My Sperry (plug-in) tester shows an open ground. Do these testers always show an open ground when a circuit doesn't have a ground back to the panel?

Another couple of notes/questions:

  • On one outlet, my Sperry non-contact tester lights up when I get close to it. This works as expected on other outlets (on other circuits). When I pull that outlet out of the wall and test the neutral and hot wires, hot lights up (as expected), neutral does not. Does this indicate a problem with that particular outlet unit or just the general unreliability of non-contact testers? My tester had the same result with two different outlets hooked up to these wires.
  • Going back to those "grounded" outlets mentioned above, a multimeter shows about 116V across hot/neutral, but zero from neutral/ground and hot/ground.
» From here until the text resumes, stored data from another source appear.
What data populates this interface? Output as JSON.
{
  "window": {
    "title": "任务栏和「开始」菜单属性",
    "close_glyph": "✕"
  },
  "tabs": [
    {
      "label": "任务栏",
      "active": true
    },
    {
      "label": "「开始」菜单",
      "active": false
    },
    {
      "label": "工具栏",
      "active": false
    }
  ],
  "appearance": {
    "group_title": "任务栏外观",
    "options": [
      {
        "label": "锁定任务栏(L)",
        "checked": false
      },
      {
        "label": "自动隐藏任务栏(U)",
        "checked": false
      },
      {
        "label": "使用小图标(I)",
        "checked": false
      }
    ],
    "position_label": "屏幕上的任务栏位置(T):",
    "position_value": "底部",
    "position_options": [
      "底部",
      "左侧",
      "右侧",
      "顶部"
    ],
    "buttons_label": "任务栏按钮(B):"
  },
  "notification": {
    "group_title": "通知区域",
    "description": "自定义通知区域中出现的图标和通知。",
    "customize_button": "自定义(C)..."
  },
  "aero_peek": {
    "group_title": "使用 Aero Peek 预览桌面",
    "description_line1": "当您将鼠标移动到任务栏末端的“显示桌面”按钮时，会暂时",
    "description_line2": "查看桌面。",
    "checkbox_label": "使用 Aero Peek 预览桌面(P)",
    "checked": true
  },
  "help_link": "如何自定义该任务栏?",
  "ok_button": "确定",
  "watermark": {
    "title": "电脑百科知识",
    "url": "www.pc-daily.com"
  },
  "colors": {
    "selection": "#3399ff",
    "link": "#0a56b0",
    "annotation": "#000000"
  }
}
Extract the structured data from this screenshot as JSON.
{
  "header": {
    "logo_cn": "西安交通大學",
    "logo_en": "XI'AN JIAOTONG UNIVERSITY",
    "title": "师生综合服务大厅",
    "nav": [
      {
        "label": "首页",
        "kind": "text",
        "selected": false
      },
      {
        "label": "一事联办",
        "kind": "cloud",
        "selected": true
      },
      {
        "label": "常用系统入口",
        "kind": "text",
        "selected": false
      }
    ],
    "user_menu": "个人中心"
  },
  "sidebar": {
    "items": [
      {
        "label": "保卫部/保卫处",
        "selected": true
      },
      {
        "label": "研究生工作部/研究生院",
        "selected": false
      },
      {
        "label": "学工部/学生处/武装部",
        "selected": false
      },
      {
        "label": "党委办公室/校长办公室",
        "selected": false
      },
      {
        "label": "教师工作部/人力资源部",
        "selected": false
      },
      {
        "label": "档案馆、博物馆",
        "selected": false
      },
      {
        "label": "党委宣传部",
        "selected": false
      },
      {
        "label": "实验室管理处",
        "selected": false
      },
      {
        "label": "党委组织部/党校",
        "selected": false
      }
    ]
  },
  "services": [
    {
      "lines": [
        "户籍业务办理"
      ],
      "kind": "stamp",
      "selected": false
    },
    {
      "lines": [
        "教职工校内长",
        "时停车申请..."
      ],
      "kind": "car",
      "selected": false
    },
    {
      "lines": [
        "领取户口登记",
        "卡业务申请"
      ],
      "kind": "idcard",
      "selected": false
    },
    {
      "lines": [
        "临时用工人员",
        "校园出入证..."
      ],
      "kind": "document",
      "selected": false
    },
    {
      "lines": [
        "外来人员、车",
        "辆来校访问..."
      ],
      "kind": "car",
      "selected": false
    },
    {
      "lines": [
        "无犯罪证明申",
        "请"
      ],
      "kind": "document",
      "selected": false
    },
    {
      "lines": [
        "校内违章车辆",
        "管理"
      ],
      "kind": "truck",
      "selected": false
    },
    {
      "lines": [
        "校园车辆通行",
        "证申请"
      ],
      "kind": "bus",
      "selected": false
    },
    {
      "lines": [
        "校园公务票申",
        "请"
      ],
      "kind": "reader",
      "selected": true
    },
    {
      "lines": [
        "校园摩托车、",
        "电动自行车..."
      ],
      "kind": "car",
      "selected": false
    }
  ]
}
That seems to indicate that despite the presence of a ground wire, that ground doesn't appear to actually be connected to anything. Is that a reasonable conclusion?

Best Answer

You're about correct on the ground wire being floating loose at the other end

The other end of that ground wire is indeed most likely floating loose; this is OK if the outlet is GFCI protected, though, as the GFCI will trip and save you if something plugged into it tries to bite you.

As to the NCV tester...

Since the neutral is bonded to ground at the main panel, a normally functioning neutral will not light up a NCV tester (you can test this by sticking the tip of the tester into the neutral slot on a normally wired outlet). It's neither a problem with the tester, nor the outlet.